Mas a vida que lhe trouxe essa humildade e essa ânsia de viver é a mesma que lhe traz a desgraça, a morte e a solidão. Jiazhen, a sua mulher, vê-se a braços com uma doença que a deixa incapaz; Fengxia, a sua filha, fica surda-muda após uma febre; e Youqing, o seu filho, cai vítima de um Estado que, afirmando a igualdade de todos, dá mais valor à vida de uns que de outros. Na sua família passa-se fome, na altura da Grande Fome Chinesa, e trabalha-se de sol a sol, mas, precisamente no meio dessas contrariedades, Fugui nunca desiste de viver, determinado a, tal como o boi a quem chama Fugui, aproveitar aquilo que a vida lhe dá.
Yu Hua parece ser da crença que a impotência marca a nossa vida, que nada podemos fazer para alterar as grandes questões do mundo e dos nossos tempos.
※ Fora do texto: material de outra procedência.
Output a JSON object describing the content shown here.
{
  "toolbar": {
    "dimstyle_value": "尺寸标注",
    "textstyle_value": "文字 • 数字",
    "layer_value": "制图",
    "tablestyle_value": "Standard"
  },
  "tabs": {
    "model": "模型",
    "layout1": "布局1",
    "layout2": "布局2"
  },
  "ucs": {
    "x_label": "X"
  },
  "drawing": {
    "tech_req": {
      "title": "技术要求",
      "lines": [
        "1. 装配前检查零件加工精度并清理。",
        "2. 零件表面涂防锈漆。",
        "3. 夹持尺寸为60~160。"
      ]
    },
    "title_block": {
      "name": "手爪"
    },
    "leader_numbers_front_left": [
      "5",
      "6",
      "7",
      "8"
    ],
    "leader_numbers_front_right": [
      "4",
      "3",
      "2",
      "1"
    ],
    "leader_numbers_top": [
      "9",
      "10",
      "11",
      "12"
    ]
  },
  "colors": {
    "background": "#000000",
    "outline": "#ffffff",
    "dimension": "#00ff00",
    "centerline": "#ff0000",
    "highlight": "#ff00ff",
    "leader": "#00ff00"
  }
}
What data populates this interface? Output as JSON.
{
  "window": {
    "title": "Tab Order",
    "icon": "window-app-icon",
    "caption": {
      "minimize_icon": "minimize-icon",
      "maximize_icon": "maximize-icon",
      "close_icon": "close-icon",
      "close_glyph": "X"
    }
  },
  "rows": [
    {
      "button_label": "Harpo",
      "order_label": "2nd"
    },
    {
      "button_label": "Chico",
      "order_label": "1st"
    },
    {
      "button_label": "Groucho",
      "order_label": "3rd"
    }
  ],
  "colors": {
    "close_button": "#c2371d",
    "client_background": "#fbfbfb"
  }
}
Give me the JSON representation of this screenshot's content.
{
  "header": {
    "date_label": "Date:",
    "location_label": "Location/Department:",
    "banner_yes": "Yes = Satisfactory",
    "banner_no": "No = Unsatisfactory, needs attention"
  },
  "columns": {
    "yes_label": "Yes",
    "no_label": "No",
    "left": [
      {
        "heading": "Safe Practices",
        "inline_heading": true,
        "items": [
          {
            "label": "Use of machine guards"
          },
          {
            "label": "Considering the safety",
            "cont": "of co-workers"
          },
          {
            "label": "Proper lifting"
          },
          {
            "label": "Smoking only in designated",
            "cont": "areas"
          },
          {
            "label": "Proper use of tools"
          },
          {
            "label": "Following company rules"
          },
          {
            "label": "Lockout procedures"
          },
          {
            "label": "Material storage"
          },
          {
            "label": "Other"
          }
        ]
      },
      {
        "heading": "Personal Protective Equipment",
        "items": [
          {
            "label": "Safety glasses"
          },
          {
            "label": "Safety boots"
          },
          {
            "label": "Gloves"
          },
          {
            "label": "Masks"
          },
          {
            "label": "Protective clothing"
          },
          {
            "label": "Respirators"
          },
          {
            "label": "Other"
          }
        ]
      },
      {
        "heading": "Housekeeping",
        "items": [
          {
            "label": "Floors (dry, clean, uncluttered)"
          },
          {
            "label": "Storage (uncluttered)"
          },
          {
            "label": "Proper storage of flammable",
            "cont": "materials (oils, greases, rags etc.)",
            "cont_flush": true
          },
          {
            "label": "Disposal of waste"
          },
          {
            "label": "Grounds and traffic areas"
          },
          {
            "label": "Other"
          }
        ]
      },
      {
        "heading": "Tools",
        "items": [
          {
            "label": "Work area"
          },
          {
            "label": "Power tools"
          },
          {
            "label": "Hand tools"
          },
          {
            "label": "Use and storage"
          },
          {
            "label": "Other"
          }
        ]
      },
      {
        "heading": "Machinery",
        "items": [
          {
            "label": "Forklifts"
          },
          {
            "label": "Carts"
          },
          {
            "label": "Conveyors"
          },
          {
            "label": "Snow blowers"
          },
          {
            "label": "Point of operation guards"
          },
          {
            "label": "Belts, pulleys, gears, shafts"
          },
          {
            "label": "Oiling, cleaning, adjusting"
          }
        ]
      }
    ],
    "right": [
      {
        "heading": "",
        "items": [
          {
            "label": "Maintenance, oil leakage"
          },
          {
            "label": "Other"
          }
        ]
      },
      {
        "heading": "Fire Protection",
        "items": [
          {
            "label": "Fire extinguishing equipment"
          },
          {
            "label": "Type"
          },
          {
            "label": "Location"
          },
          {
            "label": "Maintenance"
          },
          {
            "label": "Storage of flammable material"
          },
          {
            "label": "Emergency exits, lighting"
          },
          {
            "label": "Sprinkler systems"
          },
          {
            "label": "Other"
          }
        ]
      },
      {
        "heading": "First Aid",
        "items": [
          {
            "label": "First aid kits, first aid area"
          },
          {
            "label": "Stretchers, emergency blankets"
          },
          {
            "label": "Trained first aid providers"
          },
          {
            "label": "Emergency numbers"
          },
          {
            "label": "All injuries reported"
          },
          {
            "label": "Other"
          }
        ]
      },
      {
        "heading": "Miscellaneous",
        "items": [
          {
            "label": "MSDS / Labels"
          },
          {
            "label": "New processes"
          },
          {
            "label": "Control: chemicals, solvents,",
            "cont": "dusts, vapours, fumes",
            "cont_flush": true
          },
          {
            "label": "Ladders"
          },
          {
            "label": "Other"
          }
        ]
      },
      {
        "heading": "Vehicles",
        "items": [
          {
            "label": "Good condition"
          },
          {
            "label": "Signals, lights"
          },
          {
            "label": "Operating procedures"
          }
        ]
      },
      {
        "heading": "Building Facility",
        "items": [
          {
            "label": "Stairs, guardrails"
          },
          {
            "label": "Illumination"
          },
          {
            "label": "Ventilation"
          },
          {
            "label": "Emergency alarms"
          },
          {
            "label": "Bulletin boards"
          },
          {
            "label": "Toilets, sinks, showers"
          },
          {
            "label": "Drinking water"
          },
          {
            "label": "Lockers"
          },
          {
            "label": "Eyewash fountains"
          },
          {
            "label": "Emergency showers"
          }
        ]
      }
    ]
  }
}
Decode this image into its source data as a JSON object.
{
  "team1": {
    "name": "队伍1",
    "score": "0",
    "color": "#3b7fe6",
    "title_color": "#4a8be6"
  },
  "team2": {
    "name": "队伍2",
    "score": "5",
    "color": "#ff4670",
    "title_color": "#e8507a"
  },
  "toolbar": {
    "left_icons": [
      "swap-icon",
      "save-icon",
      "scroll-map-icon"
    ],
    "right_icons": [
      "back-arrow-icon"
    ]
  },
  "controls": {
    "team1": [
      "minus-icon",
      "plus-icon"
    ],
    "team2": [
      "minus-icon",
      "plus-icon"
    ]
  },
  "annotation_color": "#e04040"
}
No fundo, apenas a resignação à nossa condição e aos prazeres mais simples da vida parecem ser apresentadas como o caminho para a vida. E enquanto arquétipo do camponês resignado à sua simples vida, Fugui pode ser um exemplo para que demos valor ao que temos. Mas será isso suficiente, num mundo onde cada vez mais fazem por nos tirar aquilo que outrora tomáramos como garantido? Devemos resignar-nos a isso?